Dopodiché si agganciano le braccia e si può sperimentare come lavora il device. In un primo momento ci si sente come il droide C3-PO di Star Wars, quello dorato con le braccia attaccate alla vita per intendersi. Sollevando le braccia verso l’alto si avverte una leggera spinta da parte dell’apparecchio. Più evidente è invece lo sforzo da fare per abbassarle, visto che serve a ricaricare le molle dell’esoscheletro.

L’effetto maggiore si avverte reggendo un peso, per esempio una valigia, con le braccia tese di fronte a sé in posizione orizzontale: con l’esoscheletro lo sforzo è pressocché nullo, ma basta sganciarlo per avvertire da subito le spalle che cominciano ad affaticarsi.

I settori di applicazione

“I nostri settori elettivi sono la logistica, la grande distribuzione organizzata e la cantieristica”, ha spiegato Duilio Amico, responsabile Wereable devices di Comau. Per quanto riguarda la gdo è del febbraio 2022 un accordo con Esselunga, che vede l’impiego degli esoscheletri in fase di test avanzato in 12 punti vendita tra Lombardia, Piemonte e Toscana. “I nostri device vengono utilizzati nella gestione del fresco, con i prodotti che devono essere sbancalati dai camion e poi posizionati negli scaffali”, racconta il manager.

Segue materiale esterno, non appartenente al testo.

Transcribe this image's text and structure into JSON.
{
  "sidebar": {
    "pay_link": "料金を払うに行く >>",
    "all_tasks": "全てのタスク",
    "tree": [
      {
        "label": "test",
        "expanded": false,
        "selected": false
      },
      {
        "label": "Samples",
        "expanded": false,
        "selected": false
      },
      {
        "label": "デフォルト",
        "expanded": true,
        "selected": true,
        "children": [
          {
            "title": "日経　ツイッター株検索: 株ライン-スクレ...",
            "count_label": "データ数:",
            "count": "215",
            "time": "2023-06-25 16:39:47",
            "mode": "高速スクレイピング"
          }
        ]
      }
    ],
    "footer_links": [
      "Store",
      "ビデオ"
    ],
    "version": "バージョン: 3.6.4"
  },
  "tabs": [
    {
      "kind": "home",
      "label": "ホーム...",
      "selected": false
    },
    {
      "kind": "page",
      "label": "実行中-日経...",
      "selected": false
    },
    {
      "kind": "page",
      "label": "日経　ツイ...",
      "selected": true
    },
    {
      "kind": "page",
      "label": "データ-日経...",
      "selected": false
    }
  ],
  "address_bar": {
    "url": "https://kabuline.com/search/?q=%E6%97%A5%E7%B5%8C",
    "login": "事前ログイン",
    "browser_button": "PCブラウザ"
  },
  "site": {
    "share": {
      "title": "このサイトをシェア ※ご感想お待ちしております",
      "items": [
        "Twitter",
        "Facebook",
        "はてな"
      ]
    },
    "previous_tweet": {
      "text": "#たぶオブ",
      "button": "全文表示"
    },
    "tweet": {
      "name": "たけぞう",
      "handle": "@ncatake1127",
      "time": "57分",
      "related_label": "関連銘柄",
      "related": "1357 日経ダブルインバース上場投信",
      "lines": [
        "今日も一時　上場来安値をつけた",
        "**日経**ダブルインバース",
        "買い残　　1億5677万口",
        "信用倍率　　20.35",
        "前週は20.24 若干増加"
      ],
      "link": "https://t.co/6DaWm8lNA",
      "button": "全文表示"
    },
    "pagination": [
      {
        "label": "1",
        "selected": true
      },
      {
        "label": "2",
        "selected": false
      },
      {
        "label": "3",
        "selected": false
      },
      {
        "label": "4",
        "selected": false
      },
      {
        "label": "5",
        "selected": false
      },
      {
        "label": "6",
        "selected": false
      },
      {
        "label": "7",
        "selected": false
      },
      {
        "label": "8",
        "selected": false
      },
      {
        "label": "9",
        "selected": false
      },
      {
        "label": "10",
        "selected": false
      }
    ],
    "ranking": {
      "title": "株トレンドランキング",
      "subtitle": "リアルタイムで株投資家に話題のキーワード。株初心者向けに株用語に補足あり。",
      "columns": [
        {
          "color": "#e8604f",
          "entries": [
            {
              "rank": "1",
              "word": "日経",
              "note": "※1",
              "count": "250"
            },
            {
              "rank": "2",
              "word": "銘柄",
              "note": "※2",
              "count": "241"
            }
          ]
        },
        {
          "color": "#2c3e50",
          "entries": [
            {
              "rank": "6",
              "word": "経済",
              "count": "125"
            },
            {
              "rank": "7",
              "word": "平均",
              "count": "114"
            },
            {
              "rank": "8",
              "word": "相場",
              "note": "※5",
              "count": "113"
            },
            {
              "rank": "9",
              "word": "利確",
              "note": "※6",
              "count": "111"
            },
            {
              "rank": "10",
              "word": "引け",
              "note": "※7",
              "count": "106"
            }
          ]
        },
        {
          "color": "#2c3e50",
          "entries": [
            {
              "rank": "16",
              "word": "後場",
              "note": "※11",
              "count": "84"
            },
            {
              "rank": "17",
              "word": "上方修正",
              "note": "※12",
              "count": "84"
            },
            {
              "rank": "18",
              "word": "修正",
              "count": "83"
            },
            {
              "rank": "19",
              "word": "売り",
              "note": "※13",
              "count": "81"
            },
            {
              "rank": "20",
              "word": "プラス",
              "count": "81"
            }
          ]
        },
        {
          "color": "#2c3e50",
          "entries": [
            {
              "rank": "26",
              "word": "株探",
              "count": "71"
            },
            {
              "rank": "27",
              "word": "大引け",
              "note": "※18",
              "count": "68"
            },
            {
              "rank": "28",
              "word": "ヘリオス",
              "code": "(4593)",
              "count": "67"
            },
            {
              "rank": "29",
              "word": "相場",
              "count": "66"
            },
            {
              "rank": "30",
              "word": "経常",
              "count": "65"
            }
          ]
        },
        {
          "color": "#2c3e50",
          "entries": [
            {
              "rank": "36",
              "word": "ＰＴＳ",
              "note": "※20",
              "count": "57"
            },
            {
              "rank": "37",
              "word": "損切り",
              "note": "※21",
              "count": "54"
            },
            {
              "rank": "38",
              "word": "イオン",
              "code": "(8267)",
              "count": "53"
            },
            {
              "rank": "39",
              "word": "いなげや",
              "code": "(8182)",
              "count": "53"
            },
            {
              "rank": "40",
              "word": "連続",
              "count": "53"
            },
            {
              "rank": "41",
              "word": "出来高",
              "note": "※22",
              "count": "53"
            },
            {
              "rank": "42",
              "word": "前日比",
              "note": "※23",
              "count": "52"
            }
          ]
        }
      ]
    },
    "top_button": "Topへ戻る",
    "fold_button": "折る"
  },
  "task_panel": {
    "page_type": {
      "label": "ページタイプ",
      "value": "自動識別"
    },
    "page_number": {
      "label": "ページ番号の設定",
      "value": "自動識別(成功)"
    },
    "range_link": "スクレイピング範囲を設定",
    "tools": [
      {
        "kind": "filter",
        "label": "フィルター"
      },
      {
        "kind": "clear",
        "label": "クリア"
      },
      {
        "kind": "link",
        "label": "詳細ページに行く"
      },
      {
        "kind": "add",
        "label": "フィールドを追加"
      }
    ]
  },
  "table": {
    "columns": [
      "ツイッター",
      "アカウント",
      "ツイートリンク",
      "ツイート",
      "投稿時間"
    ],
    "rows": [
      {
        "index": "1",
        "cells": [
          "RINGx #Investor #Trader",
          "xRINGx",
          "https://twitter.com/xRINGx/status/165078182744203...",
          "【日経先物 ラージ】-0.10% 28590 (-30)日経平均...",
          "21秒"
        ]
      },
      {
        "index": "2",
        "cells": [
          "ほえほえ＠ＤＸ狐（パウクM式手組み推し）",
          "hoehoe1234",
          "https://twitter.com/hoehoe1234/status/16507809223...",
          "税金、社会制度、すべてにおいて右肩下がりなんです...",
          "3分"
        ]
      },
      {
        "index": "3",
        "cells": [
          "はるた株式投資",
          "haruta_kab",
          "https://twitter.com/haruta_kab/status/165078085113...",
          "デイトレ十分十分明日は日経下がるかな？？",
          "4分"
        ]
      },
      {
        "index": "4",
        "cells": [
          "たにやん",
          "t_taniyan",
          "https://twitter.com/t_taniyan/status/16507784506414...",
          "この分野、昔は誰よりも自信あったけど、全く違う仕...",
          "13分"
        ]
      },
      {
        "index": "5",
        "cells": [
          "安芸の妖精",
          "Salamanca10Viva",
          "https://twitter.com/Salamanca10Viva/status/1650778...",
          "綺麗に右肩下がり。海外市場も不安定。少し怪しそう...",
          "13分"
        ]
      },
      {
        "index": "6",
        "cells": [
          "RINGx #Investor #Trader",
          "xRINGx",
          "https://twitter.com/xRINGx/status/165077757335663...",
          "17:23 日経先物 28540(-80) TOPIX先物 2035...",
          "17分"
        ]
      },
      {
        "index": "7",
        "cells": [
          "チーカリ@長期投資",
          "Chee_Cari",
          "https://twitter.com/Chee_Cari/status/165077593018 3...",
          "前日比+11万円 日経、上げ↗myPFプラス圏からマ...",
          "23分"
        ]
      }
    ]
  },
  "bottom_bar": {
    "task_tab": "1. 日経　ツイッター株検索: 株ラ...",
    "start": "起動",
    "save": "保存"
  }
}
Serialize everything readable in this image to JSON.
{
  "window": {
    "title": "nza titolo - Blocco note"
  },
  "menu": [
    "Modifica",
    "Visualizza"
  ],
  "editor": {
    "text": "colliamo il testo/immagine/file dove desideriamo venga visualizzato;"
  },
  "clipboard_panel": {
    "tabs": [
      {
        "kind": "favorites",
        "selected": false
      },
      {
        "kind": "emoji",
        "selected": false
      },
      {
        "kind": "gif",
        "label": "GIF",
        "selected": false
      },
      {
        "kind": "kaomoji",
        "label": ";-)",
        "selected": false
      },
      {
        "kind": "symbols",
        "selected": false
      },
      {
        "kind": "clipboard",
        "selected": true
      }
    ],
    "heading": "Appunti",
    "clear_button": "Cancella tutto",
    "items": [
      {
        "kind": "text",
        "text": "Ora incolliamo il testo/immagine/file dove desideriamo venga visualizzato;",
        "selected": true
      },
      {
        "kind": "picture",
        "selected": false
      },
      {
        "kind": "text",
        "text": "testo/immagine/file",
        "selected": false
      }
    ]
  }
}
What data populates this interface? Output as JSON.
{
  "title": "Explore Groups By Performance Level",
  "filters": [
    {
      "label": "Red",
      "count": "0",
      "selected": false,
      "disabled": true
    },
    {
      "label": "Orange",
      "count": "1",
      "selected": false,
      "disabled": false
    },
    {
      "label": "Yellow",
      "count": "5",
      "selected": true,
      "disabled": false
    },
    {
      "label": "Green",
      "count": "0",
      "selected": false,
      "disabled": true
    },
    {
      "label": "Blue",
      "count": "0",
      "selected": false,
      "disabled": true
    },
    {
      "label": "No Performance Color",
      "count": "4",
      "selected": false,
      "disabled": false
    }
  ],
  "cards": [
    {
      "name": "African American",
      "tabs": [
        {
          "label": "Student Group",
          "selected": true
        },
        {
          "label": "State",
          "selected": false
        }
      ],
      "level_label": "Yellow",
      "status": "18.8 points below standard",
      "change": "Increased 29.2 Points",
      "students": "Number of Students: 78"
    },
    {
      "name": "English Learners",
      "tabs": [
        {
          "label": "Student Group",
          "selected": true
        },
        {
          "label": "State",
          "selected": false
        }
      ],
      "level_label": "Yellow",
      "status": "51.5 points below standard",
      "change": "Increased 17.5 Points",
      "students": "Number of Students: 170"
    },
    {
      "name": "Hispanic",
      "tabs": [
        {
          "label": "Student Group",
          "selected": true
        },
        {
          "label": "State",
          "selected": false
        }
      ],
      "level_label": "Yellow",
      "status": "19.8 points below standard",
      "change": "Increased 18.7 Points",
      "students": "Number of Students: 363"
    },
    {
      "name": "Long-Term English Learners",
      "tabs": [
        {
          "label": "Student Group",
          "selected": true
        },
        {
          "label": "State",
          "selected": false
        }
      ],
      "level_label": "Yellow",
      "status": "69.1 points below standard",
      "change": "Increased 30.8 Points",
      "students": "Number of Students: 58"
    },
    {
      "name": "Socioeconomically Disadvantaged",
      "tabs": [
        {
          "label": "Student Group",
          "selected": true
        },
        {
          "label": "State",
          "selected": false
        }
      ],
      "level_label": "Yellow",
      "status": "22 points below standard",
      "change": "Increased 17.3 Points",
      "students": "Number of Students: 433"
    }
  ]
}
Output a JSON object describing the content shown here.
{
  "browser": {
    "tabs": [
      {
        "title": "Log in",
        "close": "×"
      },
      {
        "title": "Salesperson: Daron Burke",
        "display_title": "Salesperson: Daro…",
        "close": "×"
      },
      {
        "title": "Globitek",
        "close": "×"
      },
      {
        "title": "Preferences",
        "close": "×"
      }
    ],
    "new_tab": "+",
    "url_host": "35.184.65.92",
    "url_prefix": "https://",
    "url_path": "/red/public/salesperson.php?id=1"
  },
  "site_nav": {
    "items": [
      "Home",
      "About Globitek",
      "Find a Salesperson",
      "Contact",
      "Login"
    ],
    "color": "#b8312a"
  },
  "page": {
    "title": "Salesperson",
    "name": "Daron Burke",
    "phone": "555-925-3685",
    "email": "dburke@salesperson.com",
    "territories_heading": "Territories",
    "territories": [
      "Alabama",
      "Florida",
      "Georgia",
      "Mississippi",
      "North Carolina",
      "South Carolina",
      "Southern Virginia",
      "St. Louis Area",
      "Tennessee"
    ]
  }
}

Per quanto riguarda la cantieristica navale, invece, Comau sta lavorando con Fincantieri. Ma non è tutto, precisa Amico: “Operiamo anche nell’agroalimentare, nella mungitura ma anche con i dentisti per i cavalli, in agricoltura, negli aeroporti per la gestione dei bagagli”. In campo sanitario, questi device sono utili per gli operatori che si prendono cura di pazienti allettati. E ancora, dice il manager, “in Cile stiamo lavorando a un progetto per l’inserimento di lavoratrici donne nelle miniere, in Francia avremo a breve un incontro con operatrici cinematografiche. Tecniche di ripresa e del suono che devono reggere camere o microfoni e possono trarre giovamento dall’impiego di un esoscheletro.

Il mercato

L’esoscheletro pensato per le spalle costa 4.900 euro, quello per la zona lombare 4.500. Con qualche centinaio di euro in più è possibile anche dotarli di sensori che consentono, per esempio, di monitorare e ottimizzare l’attività all’interno dell’azienda, ma anche di segnalare a un operatore che ha trascorso troppo tempo all’interno di una cella frigorifera.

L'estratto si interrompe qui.